How does error-prone GPS work on a technical level? Based on a description of GPS I would think it's kind of an "all or nothing" thing (no signal, or exact calculated position)

https://en.wikipedia.org/wiki/Global_Positioning_System

I just don't get how you can get "low-fi GPS". What happens exactly? Either you receive the signal or you don't, and any bounces off the ground or something will just add a couple of meters.

[jrockway]

https://en.wikipedia.org/wiki/Error_analysis_for_the_Global_...

The largest source of error is ionospheric delay which changes throughout the day. This can be corrected with additional ground measurements (DGPS, WAAS) or a second receiver on a different frequency. GPS watches do WAAS but nothing else.

(As an aside, I have been unable to get my hands on any modern multi-frequency GPS receivers. If someone has a link to one that I can buy with a credit card, I would love it! But that rules out the industrial ones that are "call for a quote" because if you have to ask, you can't afford it ;)

Other sources of error are inconveniently positioned satellites ("dilution of precision"), multipath reception, and the intrinsic quantized nature of the code being transmitted by the satellite. (This last one can be mitigated by tracking the phase of the carrier signal independently from the navigation code, however. Not sure if GPS watches do this or not, but I suspect they do. A comment below implies they don't have the power budget for the extra CPU cycles, though, which might be true.)

An ideal model of GPS makes it seem like there are four unknowns, but in reality there are many more unknowns. You don't know exactly where the satellites are (ephemeris errors). You don't know if the clock on the GPS satellite is right. You don't know the speed of light through the atmosphere on the exact path between you and the satellite. You don't know the exact time at the receiver's location (internal oscillator error, etc.). You don't know that the signal from the satellite took a straight line route. You don't necessarily have an optimal view of the sky to be able to hedge against the other errors (HDOP/VDOP/TDOP). As a result, you don't get a pinpoint location in the real world.

(One last thing, it turns out there is a reason why GPS receivers give you separate speed and position outputs. Speed can be determined independently from position by monitoring the doppler shifts on the received signals. Many receivers do this, which is why your speed can be correct but your position wrong.)

[mojoB]

> As an aside, I have been unable to get my hands on any modern multi-frequency GPS receivers. If someone has a link to one that I can buy with a credit card, I would love it!
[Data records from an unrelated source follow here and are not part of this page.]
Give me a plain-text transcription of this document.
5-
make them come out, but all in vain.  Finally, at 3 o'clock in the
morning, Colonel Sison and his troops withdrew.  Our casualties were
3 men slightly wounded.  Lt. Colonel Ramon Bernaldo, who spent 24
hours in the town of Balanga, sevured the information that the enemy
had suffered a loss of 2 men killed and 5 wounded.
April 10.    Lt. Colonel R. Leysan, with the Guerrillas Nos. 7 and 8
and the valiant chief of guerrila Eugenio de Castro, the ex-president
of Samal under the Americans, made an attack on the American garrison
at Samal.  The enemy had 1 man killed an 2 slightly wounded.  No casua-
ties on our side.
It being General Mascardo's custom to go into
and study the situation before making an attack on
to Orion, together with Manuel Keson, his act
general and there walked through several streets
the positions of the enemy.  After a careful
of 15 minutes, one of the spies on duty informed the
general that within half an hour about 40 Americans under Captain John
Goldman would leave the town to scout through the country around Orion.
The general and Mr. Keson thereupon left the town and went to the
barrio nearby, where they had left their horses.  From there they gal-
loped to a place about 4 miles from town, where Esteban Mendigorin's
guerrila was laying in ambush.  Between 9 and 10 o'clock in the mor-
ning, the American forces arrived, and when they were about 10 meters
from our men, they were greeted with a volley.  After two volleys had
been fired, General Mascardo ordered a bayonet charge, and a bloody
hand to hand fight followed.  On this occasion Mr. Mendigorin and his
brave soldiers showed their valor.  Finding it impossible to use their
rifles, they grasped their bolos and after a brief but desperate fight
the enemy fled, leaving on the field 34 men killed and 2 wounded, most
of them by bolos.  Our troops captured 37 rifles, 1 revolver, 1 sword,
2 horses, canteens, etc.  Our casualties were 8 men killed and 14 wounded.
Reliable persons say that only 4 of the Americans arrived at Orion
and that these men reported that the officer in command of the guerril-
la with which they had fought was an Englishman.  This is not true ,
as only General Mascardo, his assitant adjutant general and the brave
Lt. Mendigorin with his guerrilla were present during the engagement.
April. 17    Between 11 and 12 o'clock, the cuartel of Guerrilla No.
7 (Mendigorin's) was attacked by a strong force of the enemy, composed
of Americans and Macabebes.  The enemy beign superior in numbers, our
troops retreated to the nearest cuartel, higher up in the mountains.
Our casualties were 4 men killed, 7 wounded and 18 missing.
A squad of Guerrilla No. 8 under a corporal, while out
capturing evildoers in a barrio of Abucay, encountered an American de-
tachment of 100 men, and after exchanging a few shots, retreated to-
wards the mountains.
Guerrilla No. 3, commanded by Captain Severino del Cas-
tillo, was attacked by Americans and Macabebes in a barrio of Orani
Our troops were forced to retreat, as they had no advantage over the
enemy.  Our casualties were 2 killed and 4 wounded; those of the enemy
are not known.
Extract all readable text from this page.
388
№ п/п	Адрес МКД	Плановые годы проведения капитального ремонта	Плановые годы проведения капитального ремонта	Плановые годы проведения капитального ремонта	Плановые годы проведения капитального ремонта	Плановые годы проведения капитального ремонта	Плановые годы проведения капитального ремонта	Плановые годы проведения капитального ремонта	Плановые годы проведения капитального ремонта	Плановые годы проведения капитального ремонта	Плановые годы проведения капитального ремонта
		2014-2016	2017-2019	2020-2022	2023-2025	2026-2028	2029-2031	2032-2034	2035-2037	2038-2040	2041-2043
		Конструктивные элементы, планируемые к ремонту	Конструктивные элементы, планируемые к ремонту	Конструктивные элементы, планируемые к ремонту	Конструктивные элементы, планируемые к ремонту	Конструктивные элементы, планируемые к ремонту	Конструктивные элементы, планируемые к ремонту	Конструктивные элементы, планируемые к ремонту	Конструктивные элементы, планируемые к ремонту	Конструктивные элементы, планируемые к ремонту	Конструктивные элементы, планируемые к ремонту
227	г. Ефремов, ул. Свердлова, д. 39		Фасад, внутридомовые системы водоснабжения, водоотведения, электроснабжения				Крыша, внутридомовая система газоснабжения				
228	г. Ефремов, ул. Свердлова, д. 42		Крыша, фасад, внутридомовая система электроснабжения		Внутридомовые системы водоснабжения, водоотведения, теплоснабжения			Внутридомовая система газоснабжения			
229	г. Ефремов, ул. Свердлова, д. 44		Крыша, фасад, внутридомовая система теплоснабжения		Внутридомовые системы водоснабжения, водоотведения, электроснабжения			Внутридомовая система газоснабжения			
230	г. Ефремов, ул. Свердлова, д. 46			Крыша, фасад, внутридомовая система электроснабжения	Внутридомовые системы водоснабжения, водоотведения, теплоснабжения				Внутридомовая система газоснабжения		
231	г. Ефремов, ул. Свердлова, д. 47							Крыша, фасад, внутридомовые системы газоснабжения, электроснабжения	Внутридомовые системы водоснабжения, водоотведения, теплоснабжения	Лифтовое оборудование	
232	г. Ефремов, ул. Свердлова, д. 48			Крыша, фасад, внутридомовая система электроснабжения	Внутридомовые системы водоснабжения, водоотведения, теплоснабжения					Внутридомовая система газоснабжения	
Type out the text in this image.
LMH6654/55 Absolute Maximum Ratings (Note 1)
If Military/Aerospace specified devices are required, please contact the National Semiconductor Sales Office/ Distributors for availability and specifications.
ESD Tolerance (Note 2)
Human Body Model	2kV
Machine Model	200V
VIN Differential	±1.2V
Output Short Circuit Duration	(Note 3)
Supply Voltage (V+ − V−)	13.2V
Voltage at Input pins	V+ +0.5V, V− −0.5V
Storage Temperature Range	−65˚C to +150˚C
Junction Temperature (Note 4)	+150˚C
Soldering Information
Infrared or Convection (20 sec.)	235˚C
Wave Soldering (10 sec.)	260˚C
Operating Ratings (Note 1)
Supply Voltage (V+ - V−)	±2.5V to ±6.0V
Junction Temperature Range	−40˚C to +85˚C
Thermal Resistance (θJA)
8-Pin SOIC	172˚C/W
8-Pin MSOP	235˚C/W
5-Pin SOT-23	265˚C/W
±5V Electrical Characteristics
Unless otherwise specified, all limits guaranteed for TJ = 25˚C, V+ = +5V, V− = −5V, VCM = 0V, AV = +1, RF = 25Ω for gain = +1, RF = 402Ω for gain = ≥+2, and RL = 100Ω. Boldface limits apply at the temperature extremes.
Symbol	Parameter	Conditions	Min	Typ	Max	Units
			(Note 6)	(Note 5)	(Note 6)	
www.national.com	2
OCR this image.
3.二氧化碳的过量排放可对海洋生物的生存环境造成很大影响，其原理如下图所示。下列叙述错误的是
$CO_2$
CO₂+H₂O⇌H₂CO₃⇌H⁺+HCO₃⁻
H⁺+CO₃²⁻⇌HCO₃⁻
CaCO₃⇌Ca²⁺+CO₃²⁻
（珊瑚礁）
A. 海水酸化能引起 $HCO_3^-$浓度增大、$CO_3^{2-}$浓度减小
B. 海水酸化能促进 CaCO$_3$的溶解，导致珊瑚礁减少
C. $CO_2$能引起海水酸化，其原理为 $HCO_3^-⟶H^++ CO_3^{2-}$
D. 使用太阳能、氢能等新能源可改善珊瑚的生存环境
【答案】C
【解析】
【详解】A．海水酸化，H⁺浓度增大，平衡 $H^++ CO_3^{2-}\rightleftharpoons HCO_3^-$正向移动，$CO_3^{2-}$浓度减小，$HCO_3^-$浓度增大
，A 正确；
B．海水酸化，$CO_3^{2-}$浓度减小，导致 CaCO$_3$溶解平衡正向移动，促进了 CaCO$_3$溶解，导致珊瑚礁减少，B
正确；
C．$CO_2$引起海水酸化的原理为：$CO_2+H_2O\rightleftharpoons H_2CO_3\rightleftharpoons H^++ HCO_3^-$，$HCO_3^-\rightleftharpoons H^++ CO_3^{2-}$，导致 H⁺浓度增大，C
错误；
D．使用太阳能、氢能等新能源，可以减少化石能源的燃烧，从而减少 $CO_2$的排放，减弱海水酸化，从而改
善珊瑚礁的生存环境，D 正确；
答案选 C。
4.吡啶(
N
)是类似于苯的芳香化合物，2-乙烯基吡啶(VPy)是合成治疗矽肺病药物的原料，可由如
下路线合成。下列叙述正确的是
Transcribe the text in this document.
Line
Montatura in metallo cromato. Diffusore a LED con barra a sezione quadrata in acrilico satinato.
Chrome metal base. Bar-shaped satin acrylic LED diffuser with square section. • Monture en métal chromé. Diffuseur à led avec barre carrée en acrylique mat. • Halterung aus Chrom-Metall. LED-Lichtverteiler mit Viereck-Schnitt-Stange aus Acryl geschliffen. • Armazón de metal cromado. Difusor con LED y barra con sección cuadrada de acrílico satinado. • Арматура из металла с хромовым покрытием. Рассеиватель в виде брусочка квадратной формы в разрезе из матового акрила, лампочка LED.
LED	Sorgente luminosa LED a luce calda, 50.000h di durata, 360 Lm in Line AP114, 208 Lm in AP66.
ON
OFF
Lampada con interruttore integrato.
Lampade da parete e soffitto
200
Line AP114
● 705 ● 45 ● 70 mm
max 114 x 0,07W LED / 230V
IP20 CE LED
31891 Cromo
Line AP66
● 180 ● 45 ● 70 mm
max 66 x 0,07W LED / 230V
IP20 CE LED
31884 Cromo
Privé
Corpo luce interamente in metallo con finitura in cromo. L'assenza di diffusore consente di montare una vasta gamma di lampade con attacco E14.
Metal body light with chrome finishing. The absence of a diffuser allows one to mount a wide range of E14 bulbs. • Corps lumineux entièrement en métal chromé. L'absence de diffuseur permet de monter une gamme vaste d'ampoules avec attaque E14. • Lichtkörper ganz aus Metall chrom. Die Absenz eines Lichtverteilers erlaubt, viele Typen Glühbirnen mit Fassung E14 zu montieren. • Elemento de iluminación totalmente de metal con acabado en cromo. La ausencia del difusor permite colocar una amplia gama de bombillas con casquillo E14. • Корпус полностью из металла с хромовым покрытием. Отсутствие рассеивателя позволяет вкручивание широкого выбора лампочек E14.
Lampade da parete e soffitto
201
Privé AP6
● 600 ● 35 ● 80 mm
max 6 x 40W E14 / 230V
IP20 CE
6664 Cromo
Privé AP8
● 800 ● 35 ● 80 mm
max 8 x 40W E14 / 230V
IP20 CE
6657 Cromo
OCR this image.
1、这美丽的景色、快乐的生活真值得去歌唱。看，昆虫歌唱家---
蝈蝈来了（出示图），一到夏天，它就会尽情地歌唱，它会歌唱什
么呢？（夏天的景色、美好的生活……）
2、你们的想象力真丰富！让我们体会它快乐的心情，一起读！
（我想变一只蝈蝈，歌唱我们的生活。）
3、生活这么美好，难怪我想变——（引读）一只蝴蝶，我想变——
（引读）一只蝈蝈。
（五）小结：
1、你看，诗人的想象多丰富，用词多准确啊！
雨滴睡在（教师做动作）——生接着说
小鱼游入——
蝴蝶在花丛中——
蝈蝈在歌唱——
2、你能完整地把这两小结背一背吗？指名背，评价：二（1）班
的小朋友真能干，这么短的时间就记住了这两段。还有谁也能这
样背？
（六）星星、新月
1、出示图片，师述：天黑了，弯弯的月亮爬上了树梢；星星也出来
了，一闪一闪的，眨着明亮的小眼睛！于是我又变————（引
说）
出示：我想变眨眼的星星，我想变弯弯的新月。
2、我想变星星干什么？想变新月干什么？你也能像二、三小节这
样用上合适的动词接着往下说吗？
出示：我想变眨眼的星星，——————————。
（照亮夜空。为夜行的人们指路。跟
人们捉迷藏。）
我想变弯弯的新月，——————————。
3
Try SwiftNav or Tersus. I have not used either of them so I can't comment on the quality, but $1-2k for an RTK setup is pretty great. They are both more 'startup' than traditional suppliers.

uBlox F9 looks good but isn't quite available yet. They have a solid line of single frequency receivers so I'm looking forward to seeing pricing.

I have briefly tested some Unicorecomm from China, and they work well, but they miss your online store requirement, and the documentation is nonexistent.

[moron4hire]

GPS satellites mostly just send out a timing signal. The receiving device then measures the differences between timing signals from the satellites it can see. This calculation is not simple, and lower power devices don't have the processing budget (or power budget, which is practically the same thing on a battery powered device) or don't have implemented as many error correction methods. For example, the signal echoing off of rock faces (or more often, buildings, for a more familiar environment), can make it look like one satellite is more than one satellite, which will obviously not give you the right location.

[jhayward]

> any bounces off the ground or something will just add a couple of meters.

I have raw data captures showing a multipath signal being more than 1/2 mile off from a hiker in steep mountain terrain. It's not as simple as you think.